Von Karl Popper, der die Bedingungen einer offenen Gesellschaft untersuchte, ist der Satz überliefert: „Alle Theorien der Souveränität sind paradox.“* Man muss ihnen Bedingungen zuschreiben, die undemokratisch, interolant oder nicht souverän zu sein scheinen, um jene Freiheit zu bewahren, die mit der Verabsolutierung von Freiheit auf dem Spiel steht, die, das wusste schon die Antike, sich ja auch so frei zu sein dünken könnte zu entscheiden, dass sie sich selbst aufgibt. Ist das schon eine Paradoxie, also ein Selbstwiderspruch im strengen Sinn?

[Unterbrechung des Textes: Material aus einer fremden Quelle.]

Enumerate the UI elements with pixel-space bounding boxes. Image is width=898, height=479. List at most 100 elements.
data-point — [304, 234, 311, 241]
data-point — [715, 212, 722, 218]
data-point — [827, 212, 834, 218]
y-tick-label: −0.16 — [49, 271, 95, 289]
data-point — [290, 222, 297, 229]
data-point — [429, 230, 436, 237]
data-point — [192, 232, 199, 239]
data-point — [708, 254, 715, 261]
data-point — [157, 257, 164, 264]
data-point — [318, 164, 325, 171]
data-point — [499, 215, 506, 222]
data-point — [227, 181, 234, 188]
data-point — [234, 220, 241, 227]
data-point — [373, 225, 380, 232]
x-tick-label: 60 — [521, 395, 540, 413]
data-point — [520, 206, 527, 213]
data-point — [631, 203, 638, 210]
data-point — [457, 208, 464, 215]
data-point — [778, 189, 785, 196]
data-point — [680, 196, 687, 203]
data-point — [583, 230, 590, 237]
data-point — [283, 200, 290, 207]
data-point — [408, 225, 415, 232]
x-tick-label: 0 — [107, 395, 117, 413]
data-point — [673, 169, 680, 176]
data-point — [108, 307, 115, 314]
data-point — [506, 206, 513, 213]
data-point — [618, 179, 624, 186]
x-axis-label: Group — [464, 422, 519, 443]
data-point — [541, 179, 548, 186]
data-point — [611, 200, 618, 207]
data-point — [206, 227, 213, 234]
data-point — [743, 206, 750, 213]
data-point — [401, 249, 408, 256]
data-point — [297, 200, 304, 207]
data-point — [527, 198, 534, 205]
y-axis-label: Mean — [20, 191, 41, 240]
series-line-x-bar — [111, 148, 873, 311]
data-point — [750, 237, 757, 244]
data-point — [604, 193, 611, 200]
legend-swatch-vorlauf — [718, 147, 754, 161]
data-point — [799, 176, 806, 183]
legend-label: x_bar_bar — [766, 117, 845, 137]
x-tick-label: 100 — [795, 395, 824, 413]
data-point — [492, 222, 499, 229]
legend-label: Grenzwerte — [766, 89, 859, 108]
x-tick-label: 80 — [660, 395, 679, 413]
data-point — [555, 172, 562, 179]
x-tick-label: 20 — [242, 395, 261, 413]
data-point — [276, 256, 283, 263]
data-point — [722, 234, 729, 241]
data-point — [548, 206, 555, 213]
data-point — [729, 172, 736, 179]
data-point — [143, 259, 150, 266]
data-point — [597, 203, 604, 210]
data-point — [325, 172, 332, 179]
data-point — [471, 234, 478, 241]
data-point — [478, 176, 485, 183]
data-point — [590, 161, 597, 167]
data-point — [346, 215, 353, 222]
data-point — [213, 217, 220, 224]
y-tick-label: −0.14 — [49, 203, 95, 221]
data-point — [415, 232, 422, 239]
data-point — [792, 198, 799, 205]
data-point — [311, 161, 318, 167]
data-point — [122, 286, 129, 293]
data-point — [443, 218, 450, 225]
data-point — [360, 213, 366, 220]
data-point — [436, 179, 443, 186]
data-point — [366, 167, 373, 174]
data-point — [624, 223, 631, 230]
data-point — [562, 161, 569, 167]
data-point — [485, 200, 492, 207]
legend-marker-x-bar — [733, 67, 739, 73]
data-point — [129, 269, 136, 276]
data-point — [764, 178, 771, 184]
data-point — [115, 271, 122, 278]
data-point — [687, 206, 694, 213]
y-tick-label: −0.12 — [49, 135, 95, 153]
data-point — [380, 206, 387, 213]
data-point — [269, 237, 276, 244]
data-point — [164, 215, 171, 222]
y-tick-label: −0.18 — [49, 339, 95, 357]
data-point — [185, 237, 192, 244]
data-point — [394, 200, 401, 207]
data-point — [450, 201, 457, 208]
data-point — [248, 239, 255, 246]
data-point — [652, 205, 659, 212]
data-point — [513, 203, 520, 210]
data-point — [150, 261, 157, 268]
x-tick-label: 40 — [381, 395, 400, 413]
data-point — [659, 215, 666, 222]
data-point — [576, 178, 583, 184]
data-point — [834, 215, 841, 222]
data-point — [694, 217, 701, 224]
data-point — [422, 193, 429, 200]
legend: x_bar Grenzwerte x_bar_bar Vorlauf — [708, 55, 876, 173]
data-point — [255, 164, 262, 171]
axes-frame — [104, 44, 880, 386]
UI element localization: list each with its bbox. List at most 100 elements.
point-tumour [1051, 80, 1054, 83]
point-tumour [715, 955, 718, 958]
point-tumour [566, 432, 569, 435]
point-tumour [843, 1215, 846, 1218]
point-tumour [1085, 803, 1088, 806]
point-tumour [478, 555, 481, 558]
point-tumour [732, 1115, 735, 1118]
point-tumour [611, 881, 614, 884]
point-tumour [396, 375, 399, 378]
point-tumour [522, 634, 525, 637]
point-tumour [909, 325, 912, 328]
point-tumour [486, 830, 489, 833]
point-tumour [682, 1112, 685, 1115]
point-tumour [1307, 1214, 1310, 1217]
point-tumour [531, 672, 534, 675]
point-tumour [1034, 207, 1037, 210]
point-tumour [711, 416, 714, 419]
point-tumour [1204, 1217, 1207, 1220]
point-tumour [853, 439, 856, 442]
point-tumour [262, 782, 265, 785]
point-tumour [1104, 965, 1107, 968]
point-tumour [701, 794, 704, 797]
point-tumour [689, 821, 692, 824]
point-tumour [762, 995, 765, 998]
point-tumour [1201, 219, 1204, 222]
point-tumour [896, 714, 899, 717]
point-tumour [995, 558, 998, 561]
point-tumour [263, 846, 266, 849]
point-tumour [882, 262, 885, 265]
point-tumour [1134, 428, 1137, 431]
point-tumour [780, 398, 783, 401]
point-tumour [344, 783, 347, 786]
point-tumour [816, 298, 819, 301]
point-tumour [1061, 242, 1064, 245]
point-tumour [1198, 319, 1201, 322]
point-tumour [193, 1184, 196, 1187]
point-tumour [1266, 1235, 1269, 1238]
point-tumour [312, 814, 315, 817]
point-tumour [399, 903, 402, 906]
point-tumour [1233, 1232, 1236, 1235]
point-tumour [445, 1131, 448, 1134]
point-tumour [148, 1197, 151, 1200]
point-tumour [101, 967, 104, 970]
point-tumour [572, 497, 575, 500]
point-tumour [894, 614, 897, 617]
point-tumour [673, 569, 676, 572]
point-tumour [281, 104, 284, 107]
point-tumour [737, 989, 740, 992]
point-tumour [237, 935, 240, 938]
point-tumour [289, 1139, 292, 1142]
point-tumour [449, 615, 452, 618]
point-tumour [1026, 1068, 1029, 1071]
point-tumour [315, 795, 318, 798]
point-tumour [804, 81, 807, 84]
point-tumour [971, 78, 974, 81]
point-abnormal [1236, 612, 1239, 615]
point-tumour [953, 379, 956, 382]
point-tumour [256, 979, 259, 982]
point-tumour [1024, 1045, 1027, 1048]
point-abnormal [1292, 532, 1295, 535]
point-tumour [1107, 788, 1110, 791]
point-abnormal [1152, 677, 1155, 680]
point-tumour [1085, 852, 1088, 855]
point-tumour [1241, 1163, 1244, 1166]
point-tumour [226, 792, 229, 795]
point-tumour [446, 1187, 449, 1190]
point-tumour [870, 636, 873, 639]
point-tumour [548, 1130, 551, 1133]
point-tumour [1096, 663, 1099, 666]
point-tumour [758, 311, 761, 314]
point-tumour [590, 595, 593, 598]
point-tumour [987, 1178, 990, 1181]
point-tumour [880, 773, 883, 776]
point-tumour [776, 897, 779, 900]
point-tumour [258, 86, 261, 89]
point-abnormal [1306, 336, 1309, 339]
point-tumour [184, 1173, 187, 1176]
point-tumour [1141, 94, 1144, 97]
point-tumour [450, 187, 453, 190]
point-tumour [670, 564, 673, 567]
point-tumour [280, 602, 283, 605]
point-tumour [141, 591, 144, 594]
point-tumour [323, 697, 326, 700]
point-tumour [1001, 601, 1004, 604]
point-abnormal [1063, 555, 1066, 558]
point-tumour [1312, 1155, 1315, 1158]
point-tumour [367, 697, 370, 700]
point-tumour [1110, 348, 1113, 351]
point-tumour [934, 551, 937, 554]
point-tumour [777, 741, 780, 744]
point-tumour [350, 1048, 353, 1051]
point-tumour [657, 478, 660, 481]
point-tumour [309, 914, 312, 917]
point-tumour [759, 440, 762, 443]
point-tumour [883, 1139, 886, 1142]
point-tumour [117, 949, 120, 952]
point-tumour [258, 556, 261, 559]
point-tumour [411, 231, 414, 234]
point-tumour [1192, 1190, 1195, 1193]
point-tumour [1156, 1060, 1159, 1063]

Auf dieses Paradox berufen sich jetzt viele, die ein Gespräch verweigern, der vernunftgeleiteten Auseinandersetzung aus dem Weg gehen, weil sie von vornherein annehmen, dass der Gegner unduldsam ist im strengen Sinn, verbohrt, gewaltbereit, Gesinnungstäter. Mit dem anderen könne man nicht reden, heißt es, es lohne die Mühe nicht, er sei nicht aufgeschlossen für rationale Argumente. Da höre die Offenheit eben auf. Ungeachtet der Frage, ob es logisch exakt sich wirklich um ein Paradox handelt, wenn die Bestimmtheit einer Vorstellung davon abhängt, dass man sie nicht ins Grenzenlose zu dehnen versucht, treffen sich in der Gesprächsverweigerung Andersdenkenden gegenüber vor allem zwei Unversöhntheiten in der Position, die jeweils das markieren, was Popper für den Schaden schlechthin hielt in der Rationalität: deren Hang zur Verabsolutierung. Hier wie dort regiert die Intoleranz; da ist keiner strukturell in der moralisch oder politisch besseren Lage.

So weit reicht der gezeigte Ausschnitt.